Sobre a falta de experiências que prezem em atender a realidade local, Freire aponta que esse fato e a necessidade dos alunos trabalharem, vem provocando o abandono dos estudantes nas últimas séries nas escolas primárias. Ele recorda que na época que dirigiu a Divisão de Educação e Cultura do Sesi de Pernambuco presenciou vários casos, um deles tratou-se de um menino “apático e tristonho” diante da aula que estava assistindo. Outro exemplo, cita Freire, é o que vem fazendo o Movimento de Cultura Popular (MCP) e a prefeitura do Recife quando aproveitam os clubes recreativos, as sociedades beneficentes, os
sindicatos, as associações religiosas para atender as crianças com a efetivação de escolas populares.
Dessa forma precisamos de escolas primárias que “se estude e se trabalhe”. Que se ensine a escrever, ler e contar, mas também se ensine sobre a realidade brasileira, fazendo os alunos entenderem melhor o local que eles nasceram, cresceram e ainda fazem parte.
Numa de suas notas de rodapé, Paulo Freire vai reclamar, afirmando que não compreende como até o momento, no Nordeste Brasileiro, não se tenha refletido, pelo menos até onde ele conheça, sobre as ações de oferecer ao aluno, em vez de livros de leitura, triagens do “romanceiro popular”, leituras autênticas de um Nordeste, de uma região original. Didaticamente seria uma forma de ensinar que fizesse sentido para o aluno.

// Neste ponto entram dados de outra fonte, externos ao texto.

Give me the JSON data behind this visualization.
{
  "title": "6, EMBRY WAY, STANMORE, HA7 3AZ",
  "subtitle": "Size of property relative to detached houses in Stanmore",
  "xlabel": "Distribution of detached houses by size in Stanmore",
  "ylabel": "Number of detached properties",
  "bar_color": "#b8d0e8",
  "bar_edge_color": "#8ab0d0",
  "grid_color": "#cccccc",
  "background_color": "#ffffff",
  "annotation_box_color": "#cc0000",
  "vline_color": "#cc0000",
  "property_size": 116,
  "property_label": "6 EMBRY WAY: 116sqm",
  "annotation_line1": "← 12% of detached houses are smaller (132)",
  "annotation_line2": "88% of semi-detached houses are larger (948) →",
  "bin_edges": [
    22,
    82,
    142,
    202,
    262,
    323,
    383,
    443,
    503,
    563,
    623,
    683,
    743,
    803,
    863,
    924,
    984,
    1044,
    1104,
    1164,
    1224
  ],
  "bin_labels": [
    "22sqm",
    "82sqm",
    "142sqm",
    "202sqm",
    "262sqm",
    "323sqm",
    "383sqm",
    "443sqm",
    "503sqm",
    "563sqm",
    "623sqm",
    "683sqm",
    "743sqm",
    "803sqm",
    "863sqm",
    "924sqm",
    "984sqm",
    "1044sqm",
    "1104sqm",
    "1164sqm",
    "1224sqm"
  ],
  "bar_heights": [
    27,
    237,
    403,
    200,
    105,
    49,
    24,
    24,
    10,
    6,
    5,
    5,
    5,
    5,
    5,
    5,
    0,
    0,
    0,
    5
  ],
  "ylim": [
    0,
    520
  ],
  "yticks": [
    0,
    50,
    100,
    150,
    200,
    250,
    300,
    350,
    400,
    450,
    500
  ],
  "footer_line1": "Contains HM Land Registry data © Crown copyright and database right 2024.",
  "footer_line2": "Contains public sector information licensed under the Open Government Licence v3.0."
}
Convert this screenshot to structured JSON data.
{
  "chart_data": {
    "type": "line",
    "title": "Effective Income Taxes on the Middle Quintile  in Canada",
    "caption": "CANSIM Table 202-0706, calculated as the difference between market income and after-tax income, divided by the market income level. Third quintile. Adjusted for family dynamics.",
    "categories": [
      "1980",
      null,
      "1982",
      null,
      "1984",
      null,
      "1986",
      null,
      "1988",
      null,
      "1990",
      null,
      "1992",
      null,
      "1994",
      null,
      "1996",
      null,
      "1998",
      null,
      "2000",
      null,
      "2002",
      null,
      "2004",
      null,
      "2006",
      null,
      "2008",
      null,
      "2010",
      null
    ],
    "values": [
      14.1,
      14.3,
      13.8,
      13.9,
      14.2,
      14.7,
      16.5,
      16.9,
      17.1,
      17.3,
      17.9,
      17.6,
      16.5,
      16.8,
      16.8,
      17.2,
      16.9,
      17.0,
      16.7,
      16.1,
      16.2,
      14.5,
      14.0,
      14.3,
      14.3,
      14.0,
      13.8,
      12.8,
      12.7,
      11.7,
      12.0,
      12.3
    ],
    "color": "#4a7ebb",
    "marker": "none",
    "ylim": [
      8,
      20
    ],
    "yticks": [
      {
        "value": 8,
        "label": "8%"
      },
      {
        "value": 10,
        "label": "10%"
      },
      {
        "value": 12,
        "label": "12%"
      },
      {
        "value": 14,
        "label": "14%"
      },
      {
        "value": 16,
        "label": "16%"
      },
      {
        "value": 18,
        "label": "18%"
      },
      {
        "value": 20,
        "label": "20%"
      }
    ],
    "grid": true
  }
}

Freire conclui sua conferência nos indicando alguns aspectos importantes observados diante dos trabalhos experimentais que realizou: despertar as escolas para os acontecimentos de sua comunidade local, bem como a necessidade de um trabalho conjunto com a comunidade; melhorar os padrões culturais e técnicos do pessoal docente; promover formas de estabelecer a interação entre as escolas e famílias; promover melhores formas de assistência ao aluno; estimular as famílias a interagirem com as escolas, inclusive criando associação de pais etc. Esses aspectos sugeridos podem nos ajudar a constituir uma escola
primária para o Brasil adequada ao meio.
Acesso ao texto completo: SOUZA, Kelma F. Beltrão de Souza. A ESCOLA PRIMÁRIA DO PROFESSOR PAULO FREIRE. ANAIS da 41ºReunião Nacional da Anped/ GT Educação Popular. Manaus: UFAM, 2023.